There’s an episode of the British sitcom ‘Coupling’ where one of the characters meets an Israeli woman who can only speak Hebrew. The ‘conversation’ between the two characters is shown twice - first from the English speaker’s perspective (he speaks English, she speaks Hebrew), and then from the Hebrew speaker’s perspective (she speaks English, and he speaks Spanish).
That was one of the relatively few good things about 'Allo, 'Allo!– it did a good, and quite funny, job of conveying the terrible French that the English characters were supposed to be speaking. The French characters reacted like they could barely make out what zee Eenglish were saying.
… what, you expected them to ask “parlez-vous francais?” The characters are American no matter what language they’ve been dubbed into… it’s a re-voicing, not a re-filming!
There’s a Japanese series called The Twelve Kingdoms, which involves three Japanese high school students carried away to a fantasy kingdom, where another language is spoken. One of them actually belongs there (though she didn’t know it) and understands the language immediately, but the other two don’t. But it’s just done by the voice actors all speaking Japanese regardless of which language they are supposed to be speaking, and we are just reminded from time to time of the two-language situation when one characters says to another, “I have no idea what you are saying,” or something like that.
My computer crapped out last night when I tried to post the clip from Coupling, but here it is: Part One (towards the end), and Part Two (at the beginning).

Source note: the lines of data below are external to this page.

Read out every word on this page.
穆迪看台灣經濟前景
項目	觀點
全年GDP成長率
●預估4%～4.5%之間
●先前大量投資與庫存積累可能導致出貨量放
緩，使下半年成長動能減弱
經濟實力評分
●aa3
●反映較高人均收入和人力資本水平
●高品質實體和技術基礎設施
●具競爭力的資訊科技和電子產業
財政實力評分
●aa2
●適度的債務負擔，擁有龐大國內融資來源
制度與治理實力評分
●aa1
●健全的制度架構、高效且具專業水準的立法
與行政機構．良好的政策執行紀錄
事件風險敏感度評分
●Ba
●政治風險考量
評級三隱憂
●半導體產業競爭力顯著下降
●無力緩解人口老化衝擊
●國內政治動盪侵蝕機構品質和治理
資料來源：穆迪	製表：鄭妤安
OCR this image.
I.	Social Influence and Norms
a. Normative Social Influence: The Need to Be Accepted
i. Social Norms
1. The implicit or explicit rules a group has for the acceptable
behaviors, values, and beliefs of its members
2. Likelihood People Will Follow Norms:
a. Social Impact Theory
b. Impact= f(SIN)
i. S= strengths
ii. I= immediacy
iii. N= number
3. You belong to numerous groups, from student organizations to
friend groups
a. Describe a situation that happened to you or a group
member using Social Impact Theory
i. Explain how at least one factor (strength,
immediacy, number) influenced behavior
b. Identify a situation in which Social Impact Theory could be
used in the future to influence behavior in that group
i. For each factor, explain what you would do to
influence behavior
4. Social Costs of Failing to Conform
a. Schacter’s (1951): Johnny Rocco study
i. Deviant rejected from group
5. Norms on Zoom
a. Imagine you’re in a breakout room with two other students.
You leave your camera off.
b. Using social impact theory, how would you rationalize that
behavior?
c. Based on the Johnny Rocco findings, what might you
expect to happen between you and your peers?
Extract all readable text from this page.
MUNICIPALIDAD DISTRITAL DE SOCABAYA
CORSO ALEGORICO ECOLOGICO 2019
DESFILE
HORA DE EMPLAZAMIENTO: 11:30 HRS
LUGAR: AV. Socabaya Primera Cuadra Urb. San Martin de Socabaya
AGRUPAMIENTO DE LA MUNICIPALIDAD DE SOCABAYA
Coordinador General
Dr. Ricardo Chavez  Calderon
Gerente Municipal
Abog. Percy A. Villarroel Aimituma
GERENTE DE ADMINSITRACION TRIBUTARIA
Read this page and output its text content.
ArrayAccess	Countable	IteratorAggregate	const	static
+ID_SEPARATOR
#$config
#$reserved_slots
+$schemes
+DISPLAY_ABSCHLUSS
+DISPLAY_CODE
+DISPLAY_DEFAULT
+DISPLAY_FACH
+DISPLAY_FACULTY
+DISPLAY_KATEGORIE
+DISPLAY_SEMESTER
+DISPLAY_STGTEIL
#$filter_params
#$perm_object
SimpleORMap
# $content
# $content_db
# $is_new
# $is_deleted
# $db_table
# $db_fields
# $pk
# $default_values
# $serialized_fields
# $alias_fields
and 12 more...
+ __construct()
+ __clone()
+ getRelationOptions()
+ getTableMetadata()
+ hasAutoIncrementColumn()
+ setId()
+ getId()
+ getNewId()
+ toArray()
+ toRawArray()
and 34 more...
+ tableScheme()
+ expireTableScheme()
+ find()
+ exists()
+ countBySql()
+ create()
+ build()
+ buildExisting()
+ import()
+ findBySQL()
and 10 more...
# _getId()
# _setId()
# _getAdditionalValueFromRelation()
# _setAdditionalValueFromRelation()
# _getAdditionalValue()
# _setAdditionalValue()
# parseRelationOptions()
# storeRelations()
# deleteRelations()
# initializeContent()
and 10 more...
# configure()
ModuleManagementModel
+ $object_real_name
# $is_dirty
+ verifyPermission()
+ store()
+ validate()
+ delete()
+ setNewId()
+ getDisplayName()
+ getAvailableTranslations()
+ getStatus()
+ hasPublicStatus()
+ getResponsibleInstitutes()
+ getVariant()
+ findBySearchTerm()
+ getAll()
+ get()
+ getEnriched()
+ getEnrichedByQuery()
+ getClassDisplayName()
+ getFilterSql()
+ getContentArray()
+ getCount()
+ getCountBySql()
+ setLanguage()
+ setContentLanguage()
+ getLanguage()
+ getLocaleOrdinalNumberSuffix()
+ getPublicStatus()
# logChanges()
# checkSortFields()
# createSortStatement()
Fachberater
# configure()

I’ve had the exact opposite problem with a film once. It was a film made and set in Quebec, for Quebecois audiences, so all the dialog was in French (and since it was a college class here that was watching it, we were watching it with English subtitles). Well, there was a scene in a hospital, and all of the doctors are speaking English, so the main character (previously speaking French in the movie) switched to English to talk to them. And since the audience was primarily francophone, the movie, for that portion, had French subtitles.
OK, so far, all of that is straightforward. But the actress’s English was so atrocious that I actually found it easier to read the French subtitles (using elementary-school French classes I had taken seven years earlier) than to try to understand what she was saying.